Ada orang berkata “aku cinta kamu”.. berarti:”aku ingin memilikimu dan biarlah kamu kumiliki” adalah cinta yang egois karena hanya bergantung pada Perasaan seseorang. Sebab perasaan akan dimakan oleh waktu dan bisa saja perasaan ini muncul pada diri orang lain.
Suasana hati mudah berubah, KONDISI FISIK semakin tua dan tidak menarik, komitmen lah yang menyelamatkan pernikahan. Berani melakukan “tindakan” baik dalam keadaan suka maupun tidak untuk mengasihi pasangan dan mempertahankan Pernikahan yang telah Tuhan anugrahkan.
Pengalaman cinta dalam hidup perkawinan merupakan gambaran indah tentang Allah Tritunggal.
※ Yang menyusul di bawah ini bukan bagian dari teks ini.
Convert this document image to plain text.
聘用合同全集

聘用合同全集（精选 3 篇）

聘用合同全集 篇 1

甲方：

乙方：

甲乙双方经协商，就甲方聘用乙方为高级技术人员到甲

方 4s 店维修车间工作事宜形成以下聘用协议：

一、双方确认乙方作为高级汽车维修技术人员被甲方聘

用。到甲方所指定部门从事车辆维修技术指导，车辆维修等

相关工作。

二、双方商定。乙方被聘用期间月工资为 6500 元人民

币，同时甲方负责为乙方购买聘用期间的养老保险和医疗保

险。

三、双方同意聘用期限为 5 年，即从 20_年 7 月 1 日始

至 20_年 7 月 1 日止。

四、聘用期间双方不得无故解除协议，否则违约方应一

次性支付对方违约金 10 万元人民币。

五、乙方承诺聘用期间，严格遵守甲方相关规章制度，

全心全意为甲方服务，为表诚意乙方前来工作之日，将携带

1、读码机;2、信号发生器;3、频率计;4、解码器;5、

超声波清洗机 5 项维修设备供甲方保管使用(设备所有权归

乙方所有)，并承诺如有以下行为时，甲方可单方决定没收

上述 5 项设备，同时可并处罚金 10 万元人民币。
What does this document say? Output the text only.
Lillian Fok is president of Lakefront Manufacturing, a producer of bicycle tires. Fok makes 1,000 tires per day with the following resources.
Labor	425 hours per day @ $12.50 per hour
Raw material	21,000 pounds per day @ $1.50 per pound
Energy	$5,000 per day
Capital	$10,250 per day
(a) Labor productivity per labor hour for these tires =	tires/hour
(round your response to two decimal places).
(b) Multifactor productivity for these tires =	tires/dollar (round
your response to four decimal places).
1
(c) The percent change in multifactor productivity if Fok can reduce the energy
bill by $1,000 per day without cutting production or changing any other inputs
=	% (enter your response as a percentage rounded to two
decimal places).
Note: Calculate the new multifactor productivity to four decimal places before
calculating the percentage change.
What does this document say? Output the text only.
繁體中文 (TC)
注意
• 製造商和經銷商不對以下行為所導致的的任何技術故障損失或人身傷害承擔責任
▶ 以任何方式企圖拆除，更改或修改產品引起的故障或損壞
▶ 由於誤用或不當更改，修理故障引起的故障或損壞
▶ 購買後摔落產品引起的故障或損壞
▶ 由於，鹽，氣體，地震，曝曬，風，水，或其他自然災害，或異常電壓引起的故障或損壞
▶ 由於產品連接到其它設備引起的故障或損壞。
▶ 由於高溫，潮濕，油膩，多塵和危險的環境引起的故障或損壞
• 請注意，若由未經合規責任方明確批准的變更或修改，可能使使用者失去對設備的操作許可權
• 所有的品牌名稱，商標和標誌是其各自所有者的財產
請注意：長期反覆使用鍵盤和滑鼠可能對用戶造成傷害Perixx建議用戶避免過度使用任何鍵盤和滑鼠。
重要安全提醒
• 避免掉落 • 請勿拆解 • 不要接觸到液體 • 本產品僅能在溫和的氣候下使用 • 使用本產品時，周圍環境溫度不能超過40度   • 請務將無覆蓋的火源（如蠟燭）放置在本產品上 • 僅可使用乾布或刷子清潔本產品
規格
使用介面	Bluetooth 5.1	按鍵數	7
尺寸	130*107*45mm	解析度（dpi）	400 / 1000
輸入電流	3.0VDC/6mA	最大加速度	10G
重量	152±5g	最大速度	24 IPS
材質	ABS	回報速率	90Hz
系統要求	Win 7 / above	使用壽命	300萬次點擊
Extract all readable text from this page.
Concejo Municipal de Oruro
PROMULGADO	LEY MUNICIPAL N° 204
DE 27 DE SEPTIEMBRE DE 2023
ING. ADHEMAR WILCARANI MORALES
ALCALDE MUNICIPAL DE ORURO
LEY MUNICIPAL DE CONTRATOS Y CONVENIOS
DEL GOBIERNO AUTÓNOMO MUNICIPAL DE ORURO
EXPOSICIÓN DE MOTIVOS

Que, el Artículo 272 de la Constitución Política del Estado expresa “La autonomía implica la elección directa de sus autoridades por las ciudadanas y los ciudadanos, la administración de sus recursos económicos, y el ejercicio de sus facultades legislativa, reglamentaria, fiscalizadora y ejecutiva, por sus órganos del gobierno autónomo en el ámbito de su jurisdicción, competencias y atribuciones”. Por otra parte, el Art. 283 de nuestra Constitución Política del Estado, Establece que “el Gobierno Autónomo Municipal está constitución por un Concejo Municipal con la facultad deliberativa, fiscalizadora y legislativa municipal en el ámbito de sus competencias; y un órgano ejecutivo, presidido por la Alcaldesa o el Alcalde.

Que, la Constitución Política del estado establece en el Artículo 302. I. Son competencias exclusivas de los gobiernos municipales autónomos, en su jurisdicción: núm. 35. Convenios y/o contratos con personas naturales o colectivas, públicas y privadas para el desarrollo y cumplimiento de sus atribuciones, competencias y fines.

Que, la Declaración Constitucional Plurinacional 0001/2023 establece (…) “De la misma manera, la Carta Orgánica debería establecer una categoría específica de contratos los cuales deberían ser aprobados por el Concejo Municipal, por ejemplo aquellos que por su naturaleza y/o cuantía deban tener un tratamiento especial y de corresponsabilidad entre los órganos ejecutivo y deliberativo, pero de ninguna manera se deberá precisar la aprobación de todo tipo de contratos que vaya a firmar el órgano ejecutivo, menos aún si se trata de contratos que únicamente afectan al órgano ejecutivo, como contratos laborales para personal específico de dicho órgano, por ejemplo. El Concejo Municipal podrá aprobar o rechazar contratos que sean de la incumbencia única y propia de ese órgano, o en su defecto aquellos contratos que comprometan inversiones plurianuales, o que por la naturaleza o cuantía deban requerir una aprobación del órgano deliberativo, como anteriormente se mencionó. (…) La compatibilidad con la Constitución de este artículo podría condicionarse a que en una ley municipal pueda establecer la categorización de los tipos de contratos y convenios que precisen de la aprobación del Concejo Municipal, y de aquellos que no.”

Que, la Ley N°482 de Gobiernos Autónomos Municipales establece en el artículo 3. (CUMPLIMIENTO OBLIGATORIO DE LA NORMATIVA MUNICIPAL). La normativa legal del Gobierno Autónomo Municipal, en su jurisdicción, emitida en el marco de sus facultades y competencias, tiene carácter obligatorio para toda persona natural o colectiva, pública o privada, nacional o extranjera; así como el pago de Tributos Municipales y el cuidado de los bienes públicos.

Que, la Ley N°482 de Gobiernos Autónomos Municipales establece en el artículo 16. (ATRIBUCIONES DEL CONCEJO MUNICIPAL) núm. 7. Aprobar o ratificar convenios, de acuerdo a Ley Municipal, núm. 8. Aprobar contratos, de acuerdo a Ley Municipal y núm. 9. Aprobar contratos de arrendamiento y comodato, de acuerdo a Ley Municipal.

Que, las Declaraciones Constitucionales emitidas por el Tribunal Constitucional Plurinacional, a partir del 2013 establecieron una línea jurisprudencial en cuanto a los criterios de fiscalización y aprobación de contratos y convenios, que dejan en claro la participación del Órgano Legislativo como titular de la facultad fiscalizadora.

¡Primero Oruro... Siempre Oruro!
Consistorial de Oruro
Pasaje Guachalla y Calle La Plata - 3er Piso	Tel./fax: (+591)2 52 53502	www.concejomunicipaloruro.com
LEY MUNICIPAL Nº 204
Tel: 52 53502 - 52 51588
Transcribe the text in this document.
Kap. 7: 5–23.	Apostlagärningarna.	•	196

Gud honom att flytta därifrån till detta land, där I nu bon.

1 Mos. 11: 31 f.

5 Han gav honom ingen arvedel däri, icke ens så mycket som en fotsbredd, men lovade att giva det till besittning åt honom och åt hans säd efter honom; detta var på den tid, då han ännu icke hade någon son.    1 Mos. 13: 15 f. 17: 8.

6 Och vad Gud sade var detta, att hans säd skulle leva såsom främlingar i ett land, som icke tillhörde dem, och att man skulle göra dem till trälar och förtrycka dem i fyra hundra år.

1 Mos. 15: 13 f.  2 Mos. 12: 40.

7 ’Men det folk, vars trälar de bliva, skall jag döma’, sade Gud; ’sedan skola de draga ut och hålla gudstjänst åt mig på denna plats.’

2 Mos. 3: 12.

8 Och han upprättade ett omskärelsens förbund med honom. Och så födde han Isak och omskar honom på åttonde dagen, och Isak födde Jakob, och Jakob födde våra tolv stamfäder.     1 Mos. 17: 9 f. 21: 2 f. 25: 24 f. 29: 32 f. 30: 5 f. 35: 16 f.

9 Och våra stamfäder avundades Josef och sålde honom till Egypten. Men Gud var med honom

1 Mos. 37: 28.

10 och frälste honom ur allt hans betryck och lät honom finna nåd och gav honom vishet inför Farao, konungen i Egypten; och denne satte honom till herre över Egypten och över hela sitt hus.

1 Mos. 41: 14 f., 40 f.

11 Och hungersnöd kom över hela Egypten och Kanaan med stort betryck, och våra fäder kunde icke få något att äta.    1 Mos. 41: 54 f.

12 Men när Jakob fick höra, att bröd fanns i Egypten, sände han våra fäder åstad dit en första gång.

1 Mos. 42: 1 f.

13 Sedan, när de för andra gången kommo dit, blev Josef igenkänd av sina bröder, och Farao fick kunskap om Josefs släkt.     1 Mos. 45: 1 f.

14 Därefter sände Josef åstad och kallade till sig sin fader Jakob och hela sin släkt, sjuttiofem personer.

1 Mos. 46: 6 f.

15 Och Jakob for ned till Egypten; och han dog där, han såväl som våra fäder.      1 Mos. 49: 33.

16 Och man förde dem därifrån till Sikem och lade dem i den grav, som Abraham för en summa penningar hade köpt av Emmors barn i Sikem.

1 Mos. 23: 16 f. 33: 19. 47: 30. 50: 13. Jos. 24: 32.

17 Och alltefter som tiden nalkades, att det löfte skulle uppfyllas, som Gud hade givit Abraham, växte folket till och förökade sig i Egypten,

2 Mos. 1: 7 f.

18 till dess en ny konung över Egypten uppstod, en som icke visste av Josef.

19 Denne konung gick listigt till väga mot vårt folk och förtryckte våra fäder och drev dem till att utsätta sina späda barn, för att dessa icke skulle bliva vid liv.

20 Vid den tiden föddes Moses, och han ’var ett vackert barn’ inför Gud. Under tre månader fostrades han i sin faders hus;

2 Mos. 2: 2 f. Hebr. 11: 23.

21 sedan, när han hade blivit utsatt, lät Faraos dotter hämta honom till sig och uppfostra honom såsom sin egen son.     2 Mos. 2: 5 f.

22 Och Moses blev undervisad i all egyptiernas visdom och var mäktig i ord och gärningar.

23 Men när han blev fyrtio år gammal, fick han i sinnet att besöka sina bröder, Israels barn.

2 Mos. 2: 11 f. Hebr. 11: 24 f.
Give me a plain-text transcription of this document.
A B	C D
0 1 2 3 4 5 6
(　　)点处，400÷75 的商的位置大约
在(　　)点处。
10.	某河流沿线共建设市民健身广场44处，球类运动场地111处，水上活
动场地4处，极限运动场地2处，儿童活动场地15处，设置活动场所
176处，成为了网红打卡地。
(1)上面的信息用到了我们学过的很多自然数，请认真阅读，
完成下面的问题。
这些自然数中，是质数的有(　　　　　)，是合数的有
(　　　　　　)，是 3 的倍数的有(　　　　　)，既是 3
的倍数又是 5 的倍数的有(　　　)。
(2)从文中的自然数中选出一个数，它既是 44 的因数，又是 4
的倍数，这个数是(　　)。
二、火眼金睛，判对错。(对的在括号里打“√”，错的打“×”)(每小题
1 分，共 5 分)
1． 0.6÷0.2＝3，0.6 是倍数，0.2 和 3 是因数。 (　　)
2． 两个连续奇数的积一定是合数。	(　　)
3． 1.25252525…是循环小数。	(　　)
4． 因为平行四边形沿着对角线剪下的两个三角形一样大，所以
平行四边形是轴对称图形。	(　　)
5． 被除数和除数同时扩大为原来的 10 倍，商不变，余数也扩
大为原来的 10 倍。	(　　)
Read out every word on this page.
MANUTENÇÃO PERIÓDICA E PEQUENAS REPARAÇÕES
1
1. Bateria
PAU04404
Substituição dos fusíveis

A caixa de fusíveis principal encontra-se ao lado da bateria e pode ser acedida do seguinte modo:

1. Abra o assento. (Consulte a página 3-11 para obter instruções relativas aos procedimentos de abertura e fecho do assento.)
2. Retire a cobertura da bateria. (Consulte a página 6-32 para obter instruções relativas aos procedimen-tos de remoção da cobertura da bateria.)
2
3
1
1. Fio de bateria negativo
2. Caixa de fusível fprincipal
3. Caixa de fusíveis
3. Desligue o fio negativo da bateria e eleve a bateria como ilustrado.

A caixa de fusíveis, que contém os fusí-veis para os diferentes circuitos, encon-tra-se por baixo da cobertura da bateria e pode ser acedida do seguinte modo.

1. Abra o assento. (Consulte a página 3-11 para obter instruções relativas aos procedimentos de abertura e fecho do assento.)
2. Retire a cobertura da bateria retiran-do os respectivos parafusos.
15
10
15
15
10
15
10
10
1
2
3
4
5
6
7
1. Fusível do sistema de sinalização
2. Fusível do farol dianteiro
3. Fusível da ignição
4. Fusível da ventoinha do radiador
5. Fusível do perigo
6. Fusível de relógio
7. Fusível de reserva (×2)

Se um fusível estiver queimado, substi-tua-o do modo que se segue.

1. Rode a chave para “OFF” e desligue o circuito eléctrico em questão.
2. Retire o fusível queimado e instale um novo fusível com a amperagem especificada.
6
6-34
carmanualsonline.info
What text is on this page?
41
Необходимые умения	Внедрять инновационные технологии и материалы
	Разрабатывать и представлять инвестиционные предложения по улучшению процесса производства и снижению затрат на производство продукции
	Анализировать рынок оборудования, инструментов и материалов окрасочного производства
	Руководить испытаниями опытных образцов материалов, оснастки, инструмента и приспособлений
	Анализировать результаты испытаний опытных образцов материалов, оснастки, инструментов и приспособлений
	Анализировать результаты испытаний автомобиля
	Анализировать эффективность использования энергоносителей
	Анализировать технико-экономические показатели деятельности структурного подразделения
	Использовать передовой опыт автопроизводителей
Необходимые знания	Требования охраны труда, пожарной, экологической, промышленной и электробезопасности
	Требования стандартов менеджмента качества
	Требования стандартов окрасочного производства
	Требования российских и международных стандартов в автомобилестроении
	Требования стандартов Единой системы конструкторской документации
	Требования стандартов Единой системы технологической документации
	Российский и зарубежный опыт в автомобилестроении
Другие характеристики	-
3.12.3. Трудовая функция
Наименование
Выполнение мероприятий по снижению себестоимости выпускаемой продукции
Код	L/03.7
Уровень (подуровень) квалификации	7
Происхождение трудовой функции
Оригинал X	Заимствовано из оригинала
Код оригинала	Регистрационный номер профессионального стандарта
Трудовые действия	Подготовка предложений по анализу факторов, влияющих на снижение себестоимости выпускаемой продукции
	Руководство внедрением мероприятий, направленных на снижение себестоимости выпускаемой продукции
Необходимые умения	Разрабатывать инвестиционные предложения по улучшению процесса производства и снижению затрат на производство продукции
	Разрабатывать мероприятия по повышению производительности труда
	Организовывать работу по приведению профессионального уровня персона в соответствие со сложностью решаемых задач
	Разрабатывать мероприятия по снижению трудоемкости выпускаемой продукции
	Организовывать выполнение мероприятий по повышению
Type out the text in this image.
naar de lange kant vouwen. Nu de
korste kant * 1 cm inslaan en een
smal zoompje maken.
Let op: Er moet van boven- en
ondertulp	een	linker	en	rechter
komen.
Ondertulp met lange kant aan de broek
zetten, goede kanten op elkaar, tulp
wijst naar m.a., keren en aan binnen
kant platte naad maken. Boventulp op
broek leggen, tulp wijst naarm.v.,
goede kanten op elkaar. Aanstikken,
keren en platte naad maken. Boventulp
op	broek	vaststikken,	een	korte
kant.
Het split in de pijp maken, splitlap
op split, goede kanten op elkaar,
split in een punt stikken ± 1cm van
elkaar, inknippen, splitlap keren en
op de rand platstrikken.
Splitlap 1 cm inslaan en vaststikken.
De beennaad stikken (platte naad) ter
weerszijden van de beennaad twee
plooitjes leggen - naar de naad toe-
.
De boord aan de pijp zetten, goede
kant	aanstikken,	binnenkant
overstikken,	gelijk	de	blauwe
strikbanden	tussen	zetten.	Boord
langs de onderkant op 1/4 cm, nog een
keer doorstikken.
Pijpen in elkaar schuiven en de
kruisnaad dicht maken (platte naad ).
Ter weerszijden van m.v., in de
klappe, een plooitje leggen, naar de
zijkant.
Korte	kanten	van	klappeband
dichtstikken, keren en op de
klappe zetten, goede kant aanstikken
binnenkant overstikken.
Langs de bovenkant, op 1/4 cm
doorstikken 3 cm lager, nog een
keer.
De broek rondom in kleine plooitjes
Mencintai itu lebih dari perasaan. Mencintai itu komitmen, keterlibatan dan kesetiaan. Pasangan yang bertumbuh dalam kedewasaan perkawinan membuat perkawinan itu bukan sekedar pengertian hak dan kewajiban (di kepala); lebih dari pada perasaan menggebu kepada pasangan (hati), tetapi menjadi sikap dan keputusan dalam hidupnya (suara hati).
Pengalaman gereja akan kasih Allah
Jadi misteri Tritunggal adalah pengalaman Gereja akan kasih Allah yang hadir dalam segala segi kehidupan manusia dalam menjalani hidupnya dalam iman kepada Allah. Pengalaman kasih dalam Tritunggal adalah pengalaman kasih Allah yang total, tak bersyarat dan sepanjang masa.
Bukan seperti kasih dunia yang penuh syarat dan tuntutan agar kita mendapat kasih. Bukan juga pengalaman kasih yang penuh dengan ancaman dosa dan bujukan ganjaran agar kita mau berbuat baik.
Kalau kita merayakan Pesta Tritunggal Mahakudus, kita merayakan kasih Allah yang sejak semua mengasihi kita, memampukan kita dan memberi kesempatan lagi kepada kita untuk memperbaiki diri dan mengalami kembali kasihNya dan membimbing kita untuk terus menerus berusaha mengalami kasih itu dan membagikannya kepada sesama.
Apakah kita hidup bersama Allah hanya di kepala, atau di hati? Atau sampai pada sikap dan keputusan mau mengikuti dan membalas kasih Allah? Semoga kita mengalaminya dan dapat mewujudkannya dalam hidup kita sehari-hari bersama orang-orang yang ada disekitar kita. Amin.